August 19, 2013
I usually find myself on the “high church” or “traditional” side of the worship wars, especially on a college campus. Some of this is age no doubt. It is also an outgrowth of my convictions about the role of worship in the life of Houghton College and in the ongoing lives of Christian liberal arts graduates. We want to have an appreciation of how God has been worshipped in all times and places so that our vision of God is always growing beyond our current personal experience of God. We also want to have resources for worship that will sustain us in all the seasons of our life—when we want to praise, and when we need to mourn.
This summer has given me a deeper appreciation for what the “contemporary” side of the worship divide is trying to honor in our world today. During my travels in the United Kingdom, I worshipped one Sunday morning in the parish church in Grasmere. The sermon was orthodox, even inspiring. The Scripture was read with passion. The hymns were among my favorites: “O Love That Will Not Let me Go,” “The King of Love my Shepherd Is,” and “Love Divine, All Loves Excelling.” They even ended with “How Great Thou Art”—not a hymn that I expected to hear in an Anglican service. The problem was, hardly anyone was there. The younger to middle-aged people seemed to be guests, rather than regular parishioners, despite an explicit notice in the bulletin that this was a “child-friendly congregation.” (This struck me as a case of “protesting too much.”)
Even more troubling were the conversations I had with longtime friends in Wales. The mother in the family had passed away this spring. Despite the fact that the family were longtime members in one of the historic denominations of the country, there was no clergyman available to conduct the funeral service. They further reported that the membership in several of the local “chapels” of their denomination is not sufficient to justify a resident pastor. The daughter (about 35-40) lamented that her generation had gone to Sunday School as children, but that sports had claimed Sunday for families in the United Kingdom in this generation. She mentioned that her teenage daughter had indicated the other day that she really did not know much about “religion.”
The conversation brought full circle discussions we had had over the years — when the family had commented on how much more “religious” Americans are than Christians in the United Kingdom. (They were always surprised at how frequently American Christians attend church on Sunday!)
This reflection could get complicated fast, and there are many directions I could go at this point. I will share only a few of my immediate reactions to this situation: first, how, in three generations, a “good,” spiritually and morally serious family could go from being self-identified Christians to having no understanding of the Christian faith; second, despite the many differences between British church history and American church history, the role of sports is also changing what Sunday means in the lives of Christian families in America; third, based on some experiences earlier in the summer, that it might be easier for teenagers in China, than teenagers in the United Kingdom to naturally come in contact with an inviting presentation of the Gospel in the normal course of their lives today.

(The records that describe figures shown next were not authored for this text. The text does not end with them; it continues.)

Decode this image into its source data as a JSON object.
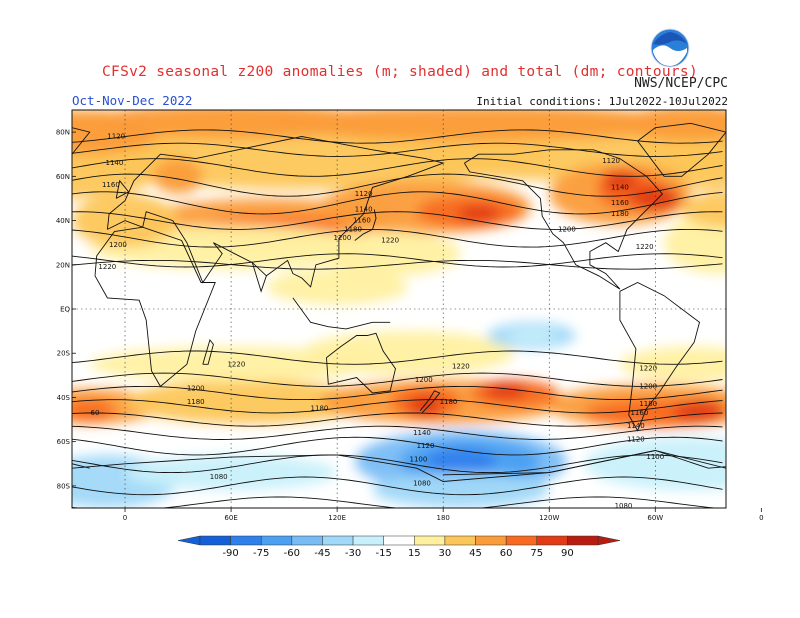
{
  "title": "CFSv2 seasonal z200 anomalies (m; shaded) and total (dm; contours)",
  "season": "Oct-Nov-Dec 2022",
  "agency": "NWS/NCEP/CPC",
  "initial_conditions": "Initial conditions: 1Jul2022-10Jul2022",
  "logo_text": "NOAA",
  "map": {
    "lon_ticks": [
      "0",
      "60E",
      "120E",
      "180",
      "120W",
      "60W",
      "0"
    ],
    "lat_ticks": [
      "80N",
      "60N",
      "40N",
      "20N",
      "EQ",
      "20S",
      "40S",
      "60S",
      "80S"
    ],
    "contour_labels": [
      {
        "text": "1120",
        "lon": -5,
        "lat": 78
      },
      {
        "text": "1140",
        "lon": -6,
        "lat": 66
      },
      {
        "text": "1160",
        "lon": -8,
        "lat": 56
      },
      {
        "text": "1120",
        "lon": 135,
        "lat": 52
      },
      {
        "text": "1140",
        "lon": 135,
        "lat": 45
      },
      {
        "text": "1160",
        "lon": 134,
        "lat": 40
      },
      {
        "text": "1180",
        "lon": 129,
        "lat": 36
      },
      {
        "text": "1200",
        "lon": 123,
        "lat": 32
      },
      {
        "text": "1220",
        "lon": 150,
        "lat": 31
      },
      {
        "text": "1200",
        "lon": -4,
        "lat": 29
      },
      {
        "text": "1220",
        "lon": -10,
        "lat": 19
      },
      {
        "text": "1120",
        "lon": 275,
        "lat": 67
      },
      {
        "text": "1140",
        "lon": 280,
        "lat": 55
      },
      {
        "text": "1160",
        "lon": 280,
        "lat": 48
      },
      {
        "text": "1180",
        "lon": 280,
        "lat": 43
      },
      {
        "text": "1200",
        "lon": 250,
        "lat": 36
      },
      {
        "text": "1220",
        "lon": 294,
        "lat": 28
      },
      {
        "text": "1220",
        "lon": 63,
        "lat": -25
      },
      {
        "text": "1200",
        "lon": 40,
        "lat": -36
      },
      {
        "text": "1180",
        "lon": 40,
        "lat": -42
      },
      {
        "text": "1180",
        "lon": 110,
        "lat": -45
      },
      {
        "text": "1200",
        "lon": 169,
        "lat": -32
      },
      {
        "text": "1220",
        "lon": 190,
        "lat": -26
      },
      {
        "text": "1180",
        "lon": 183,
        "lat": -42
      },
      {
        "text": "1140",
        "lon": 168,
        "lat": -56
      },
      {
        "text": "1120",
        "lon": 170,
        "lat": -62
      },
      {
        "text": "1100",
        "lon": 166,
        "lat": -68
      },
      {
        "text": "1080",
        "lon": 168,
        "lat": -79
      },
      {
        "text": "1080",
        "lon": 53,
        "lat": -76
      },
      {
        "text": "1220",
        "lon": 296,
        "lat": -27
      },
      {
        "text": "1200",
        "lon": 296,
        "lat": -35
      },
      {
        "text": "1180",
        "lon": 296,
        "lat": -43
      },
      {
        "text": "1160",
        "lon": 291,
        "lat": -47
      },
      {
        "text": "1140",
        "lon": 289,
        "lat": -53
      },
      {
        "text": "1120",
        "lon": 289,
        "lat": -59
      },
      {
        "text": "1100",
        "lon": 300,
        "lat": -67
      },
      {
        "text": "1080",
        "lon": 282,
        "lat": -89
      },
      {
        "text": "60",
        "lon": -17,
        "lat": -47
      }
    ]
  },
  "colorbar": {
    "labels": [
      "-90",
      "-75",
      "-60",
      "-45",
      "-30",
      "-15",
      "15",
      "30",
      "45",
      "60",
      "75",
      "90"
    ],
    "colors": [
      "#1460d8",
      "#2e80ec",
      "#4ca0f2",
      "#78bcf5",
      "#a0d8f8",
      "#c8f0fa",
      "#ffffff",
      "#fff0a0",
      "#fdc65a",
      "#fb9c3a",
      "#f86a22",
      "#e23a14",
      "#b81c10"
    ]
  }
}
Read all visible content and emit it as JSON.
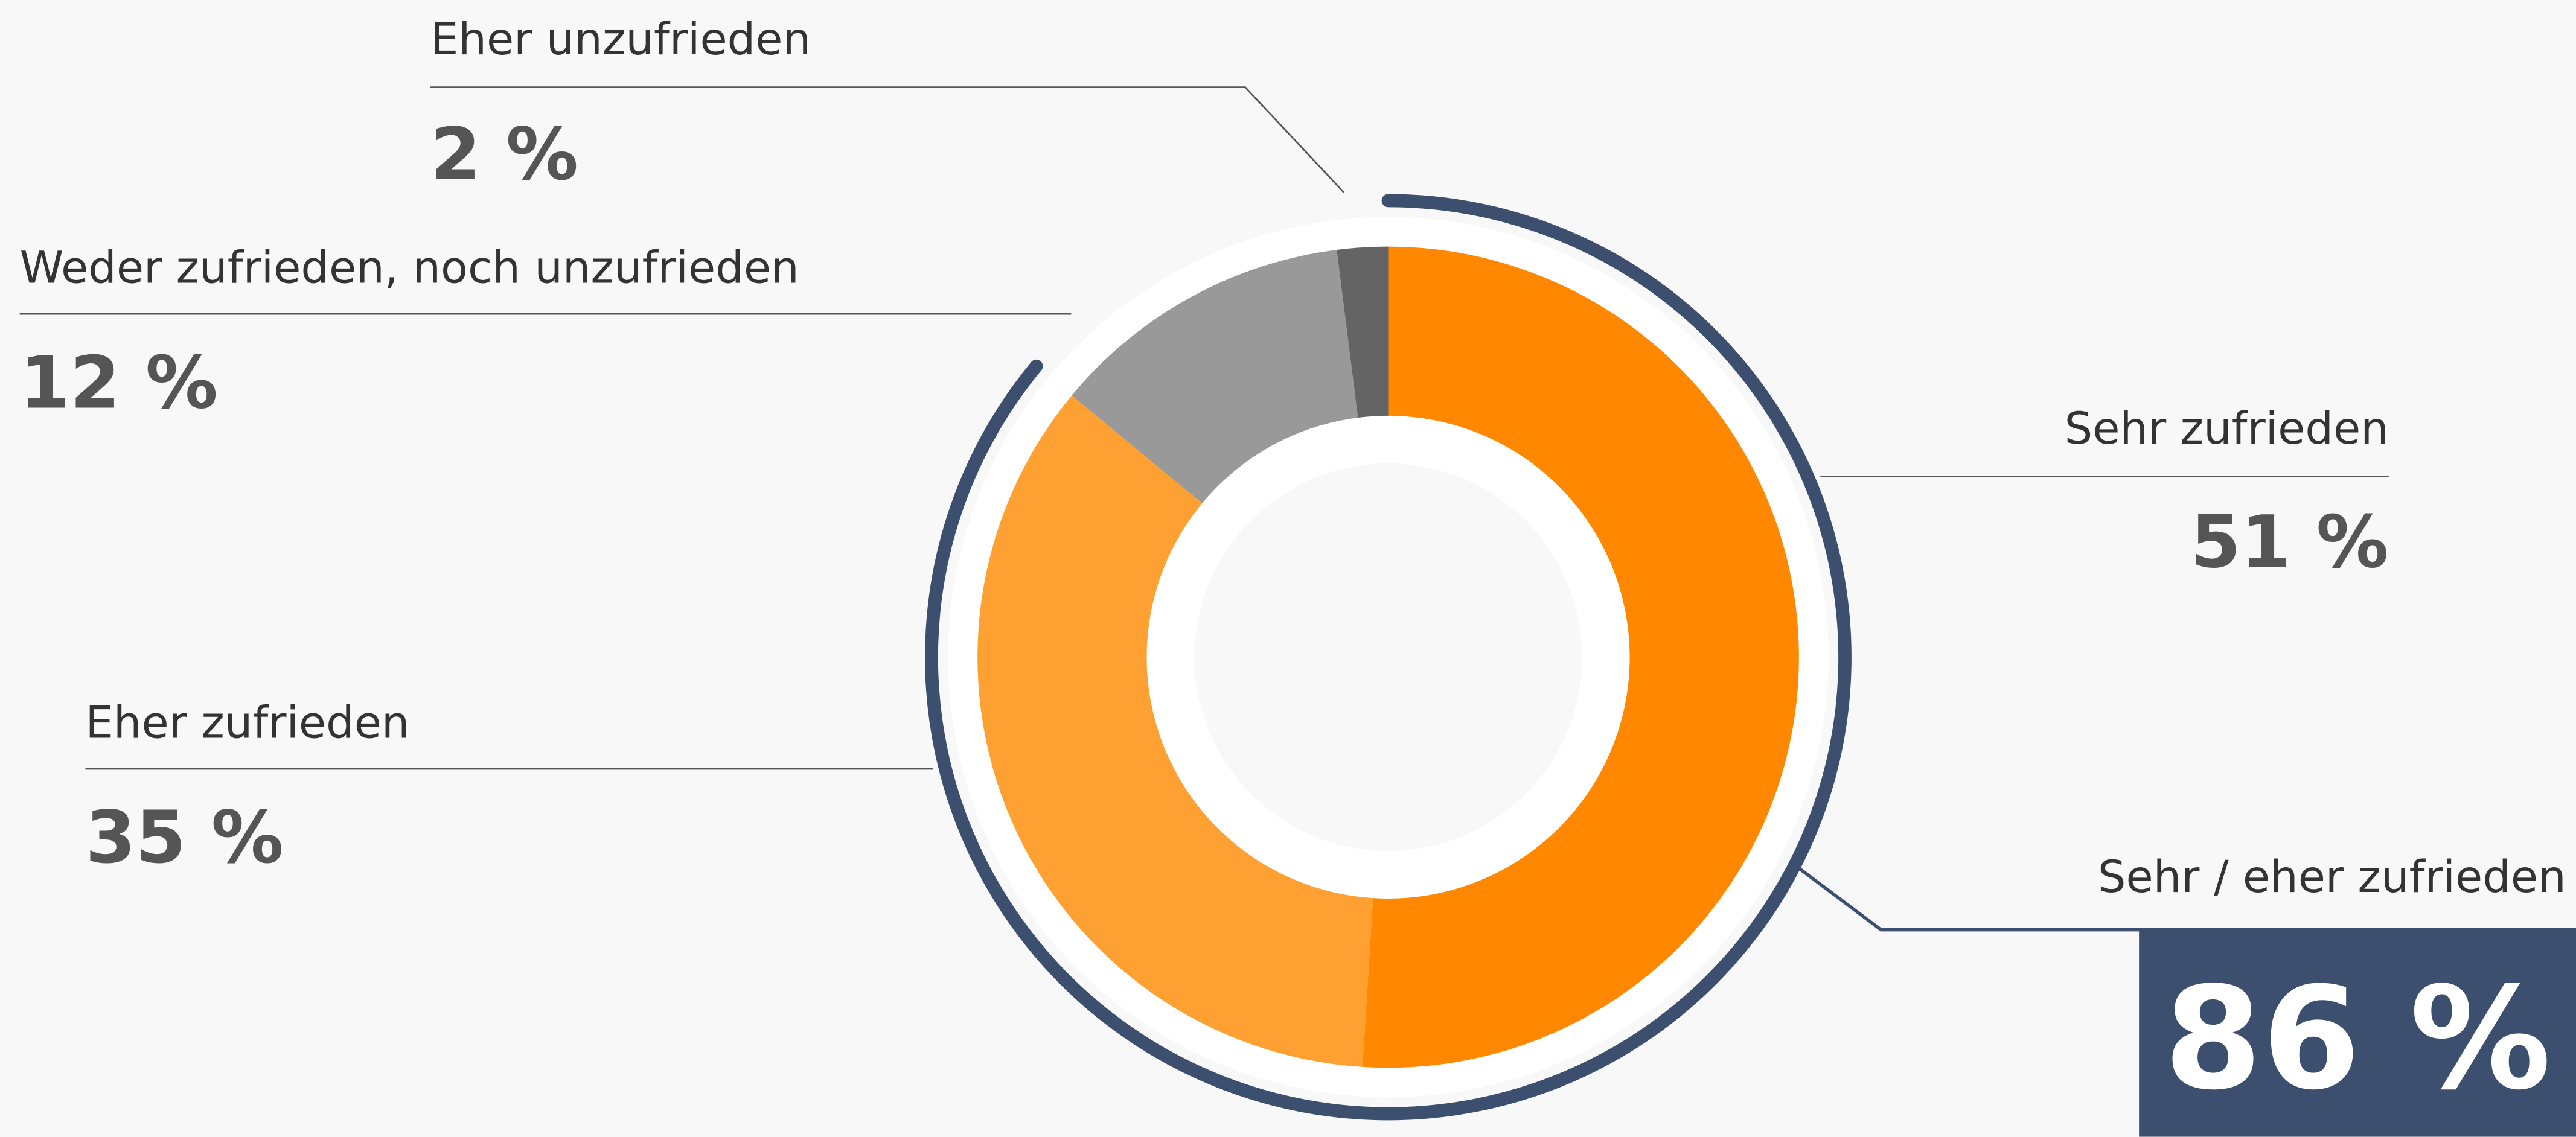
{
  "chart_data": {
    "type": "donut",
    "categories": [
      "Sehr zufrieden",
      "Eher zufrieden",
      "Weder zufrieden, noch unzufrieden",
      "Eher unzufrieden"
    ],
    "values": [
      51,
      35,
      12,
      2
    ],
    "value_labels": [
      "51 %",
      "35 %",
      "12 %",
      "2 %"
    ],
    "colors": [
      "#ff8800",
      "#ffa033",
      "#999999",
      "#646464"
    ],
    "total_label": "Sehr / eher zufrieden",
    "total_value": 86,
    "total_value_label": "86 %",
    "total_color": "#3d4f6e"
  }
}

Clearly, there are many things going on in these scenarios besides worship styles. Certainly families have a role in determining how best to pass on their faith to succeeding generations. (“There are no second generation Christians,” as some of the old timers used to say!) Communicating the Gospel will be different, depending on how “inoculated” a culture is to hearing the Christian message — so the church cannot work in the United Kingdom today in the same way as in China.
Furthermore, I am not at all advocating turning Sunday morning worship into entertainment. Some of my discussions later in the summer with friends back in North America reminded me of why I still will probably end up on the more “traditional” side of many of the worship discussions.
I enter this new academic year with a renewed burden and sense of responsibility to make sure we at Houghton are preparing graduates who can communicate the message of the Gospel through words and through the arts in ways that speak compellingly to this generation. This is not a simple matter. Forms are not better merely because they are new — any more than merely because they are old.
This is our lifelong calling: to be Christians who, like our Lord Jesus Christ, embody Grace and Truth so powerfully in our lives and in our words that, through us, others may see the heart of our Heavenly Father. (See John 1:1-14)
Please join with us as we seek to be faithful to this task this year at Houghton College.